Selling to Gen Y Moms in 2008 looks more and more like selling to new Moms in 1908.

  • Moms share tips and ideas over the “back fence”: community matters more than media. Today that back fence is digital and global, but the behavior is the same.
  • Moms learn about new products from connecting with other Moms, and trust those recommendations over any other
  • Moms tend to view advertising as snake oil salesman. When it’s hard to know which brands have an authentic message, it’s easier to distrust them all.
  • Moms express themselves through home-made items (1908: pies and knitting; 2008: blogs and video)

Research by Yahoo! and Carat Interactive, conducted by Harris Interactive and Teenage Research Unlimited takes a fresh look at Generation Y and its uses of media.

“What makes Gen Y people different is the way they are consuming media,” says Beth-Ann Eason, vice president, Category Management at Yahoo!. “Research that Yahoo! and Carat commissioned earlier this year showed that not only are teens spending more time with the Internet than TV, but that they also use the Internet as the hub of their media activity. The Internet is the medium from which all other media decisions get made, and that’s a powerful tool for marketers.”

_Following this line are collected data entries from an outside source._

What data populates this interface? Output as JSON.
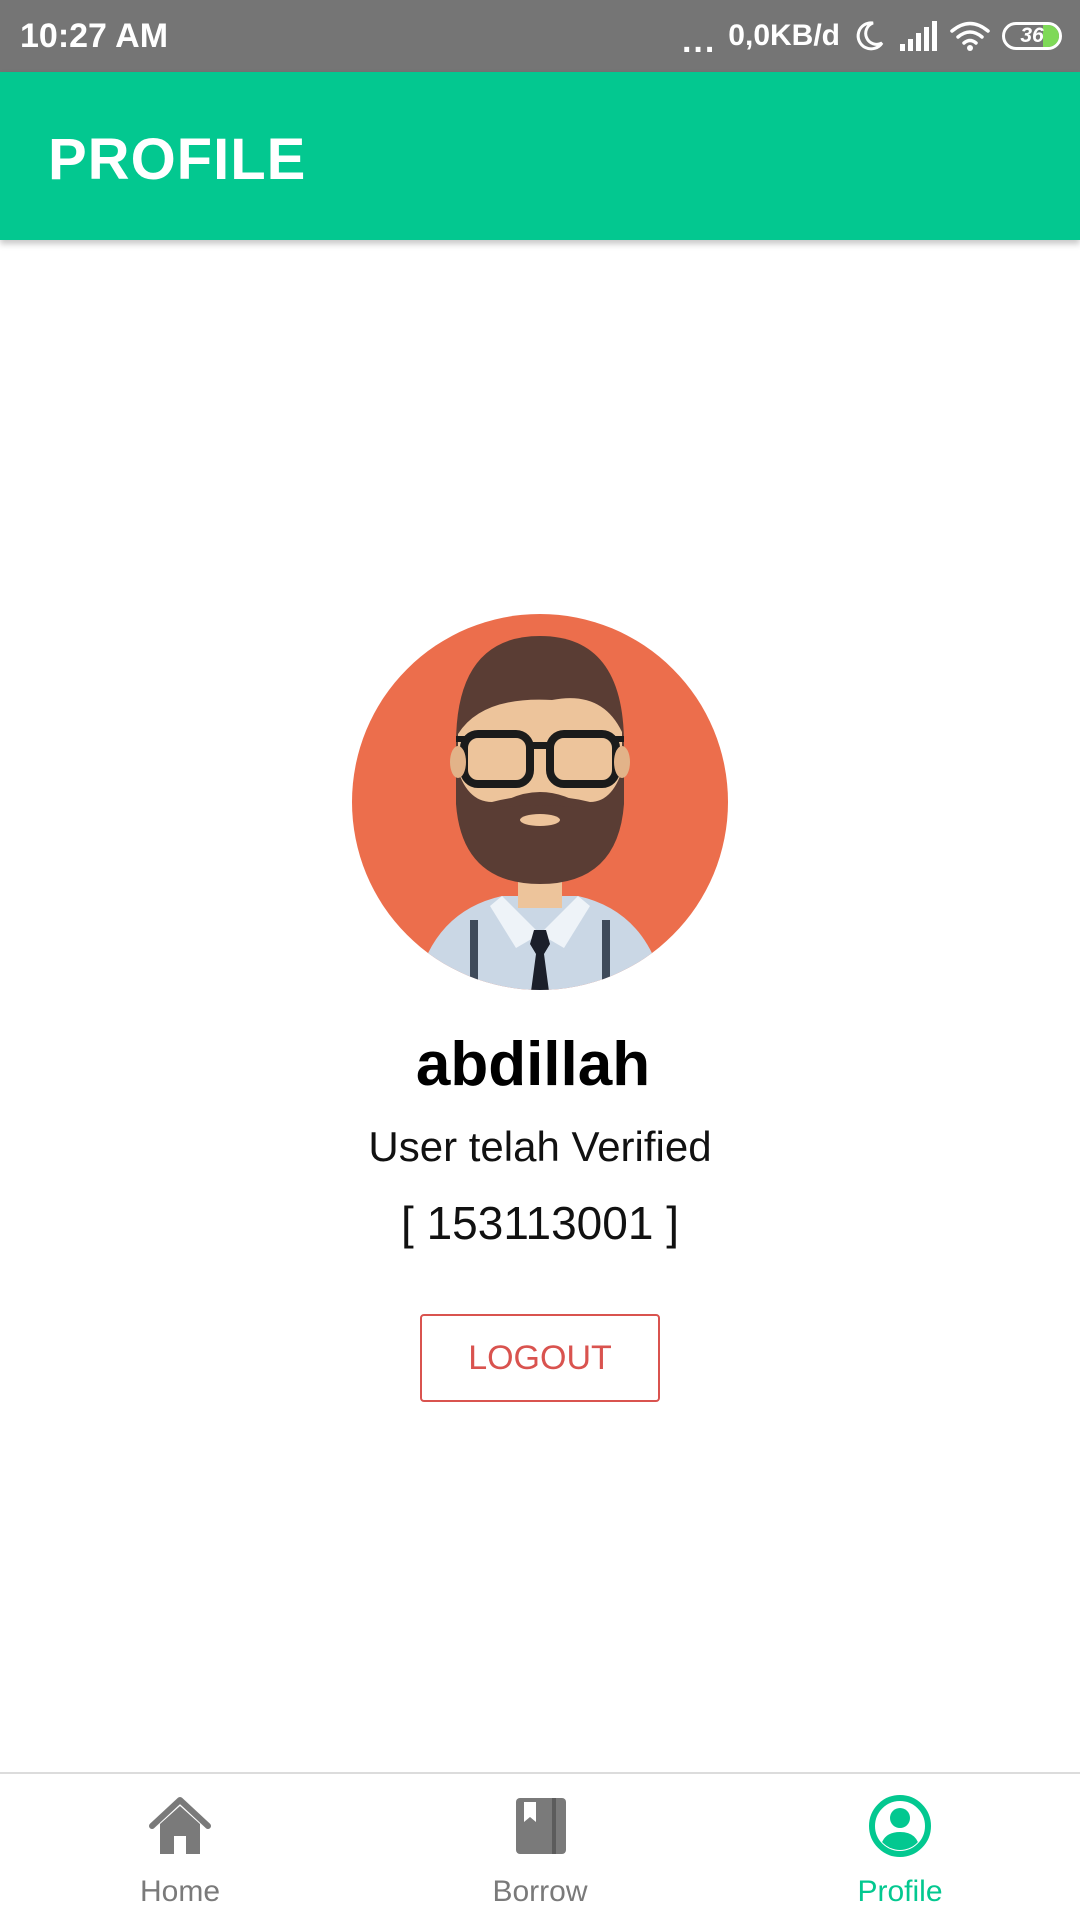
{
  "status_bar": {
    "time": "10:27 AM",
    "dots": "...",
    "speed": "0,0KB/d",
    "battery_level": "36",
    "icons": [
      "moon-icon",
      "signal-icon",
      "wifi-icon",
      "battery-icon"
    ]
  },
  "app_bar": {
    "title": "PROFILE"
  },
  "profile": {
    "avatar_icon": "bearded-man-avatar",
    "name": "abdillah",
    "status": "User telah Verified",
    "id": "[ 153113001 ]",
    "logout_label": "LOGOUT"
  },
  "bottom_nav": {
    "items": [
      {
        "label": "Home",
        "icon": "home-icon",
        "active": false
      },
      {
        "label": "Borrow",
        "icon": "book-icon",
        "active": false
      },
      {
        "label": "Profile",
        "icon": "profile-icon",
        "active": true
      }
    ]
  },
  "colors": {
    "status_bar": "#757575",
    "primary": "#03c890",
    "logout": "#d9534f",
    "avatar_bg": "#ec6e4c",
    "inactive_nav": "#7a7a7a"
  }
}
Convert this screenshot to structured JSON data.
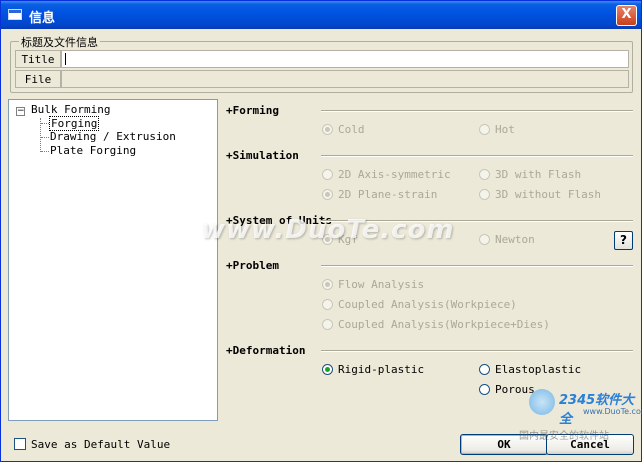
{
  "window": {
    "title": "信息",
    "close_label": "X"
  },
  "header_group": {
    "legend": "标题及文件信息",
    "title_label": "Title",
    "title_value": "",
    "file_label": "File",
    "file_value": ""
  },
  "tree": {
    "root": {
      "expander": "−",
      "label": "Bulk Forming"
    },
    "children": [
      "Forging",
      "Drawing / Extrusion",
      "Plate Forging"
    ],
    "selected": "Forging"
  },
  "sections": {
    "forming": {
      "title": "+Forming",
      "options": [
        "Cold",
        "Hot"
      ],
      "selected": "Cold",
      "enabled": false
    },
    "simulation": {
      "title": "+Simulation",
      "options": [
        "2D Axis-symmetric",
        "3D with Flash",
        "2D Plane-strain",
        "3D without Flash"
      ],
      "selected": "2D Plane-strain",
      "enabled": false
    },
    "units": {
      "title": "+System of Units",
      "options": [
        "Kgf",
        "Newton"
      ],
      "selected": "Kgf",
      "enabled": false,
      "help_label": "?"
    },
    "problem": {
      "title": "+Problem",
      "options": [
        "Flow Analysis",
        "Coupled Analysis(Workpiece)",
        "Coupled Analysis(Workpiece+Dies)"
      ],
      "selected": "Flow Analysis",
      "enabled": false
    },
    "deformation": {
      "title": "+Deformation",
      "options": [
        "Rigid-plastic",
        "Elastoplastic",
        "Porous"
      ],
      "selected": "Rigid-plastic",
      "enabled": true
    }
  },
  "footer": {
    "save_default_label": "Save as Default Value",
    "save_default_checked": false,
    "ok_label": "OK",
    "cancel_label": "Cancel"
  },
  "watermarks": {
    "main": "www.DuoTe.com",
    "logo": "2345软件大全",
    "url": "www.DuoTe.com",
    "sub": "国内最安全的软件站"
  },
  "colors": {
    "titlebar": "#0054e3",
    "dialog_bg": "#ece9d8",
    "radio_on": "#21a121"
  }
}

Gen X and Gen Y Moms: How Are They Different?

In broad terms, it’s safe to say Gen X Moms use the web to get things done, and Gen Y Moms use the web to connect.

NewMediaMetrics recently surveyed moms who visited Parenting.com. While both Gen X and Gen Y Moms had similar objectives of exploring mom-related issues online, Gen Y moms tend to have much higher attachment to interactive tools that allow them to connect directly with other moms: online communities, blogs, video-sharing sites. By contrast, Gen X moms have a more utilitarian view: online shopping, researching and reviewing products, and organizing photos.


For the PDF file on the study, please visit Parenting here. (PDF Download)

Some Surprising Facts

In their 2007 book, Connecting to the Net.Generation: What Higher Education Professionals Need to Know About Today’s Students, Reynol Junco and Jeanna Mastrodicasa found that in a survey of 7,705 college students in the US:

* 97% own a computer
* 97% have downloaded music and other media using peer-to-peer file sharing
* 94% own a cell phone
* 76% use instant messaging and social networking sites
* 75% of college students have a Facebook account[17]
* 60% own some type of portable music and/or video device such as an iPod
* 49% regularly download music and other media using peer-to-peer file sharing
* 34% use websites as their primary source of news
* 28% author a blog and 44% read blogs
* 15% of IM users are logged on 24 hours a day/7 days a week

Are We Seeing Women As They’re Seeing Themselves?

In my opinion, the imagery of Moms in a lot of advertising is in many ways still 20 years behind the times. There are still a lot of 1980s “I can have it all” moments — the Dynasty shoulder pads are gone, but the attitude lingers like Joan Collins’ perfume. In many ways, this summer’s Sex In The City movie had it more right than marketers do: it’s about friends and connections more than it is about some stale image of an uber-Mommy.

And maybe that’s exactly where we need to start. Good marketing starts with good listening and a willingness to learn. Hasn’t it always?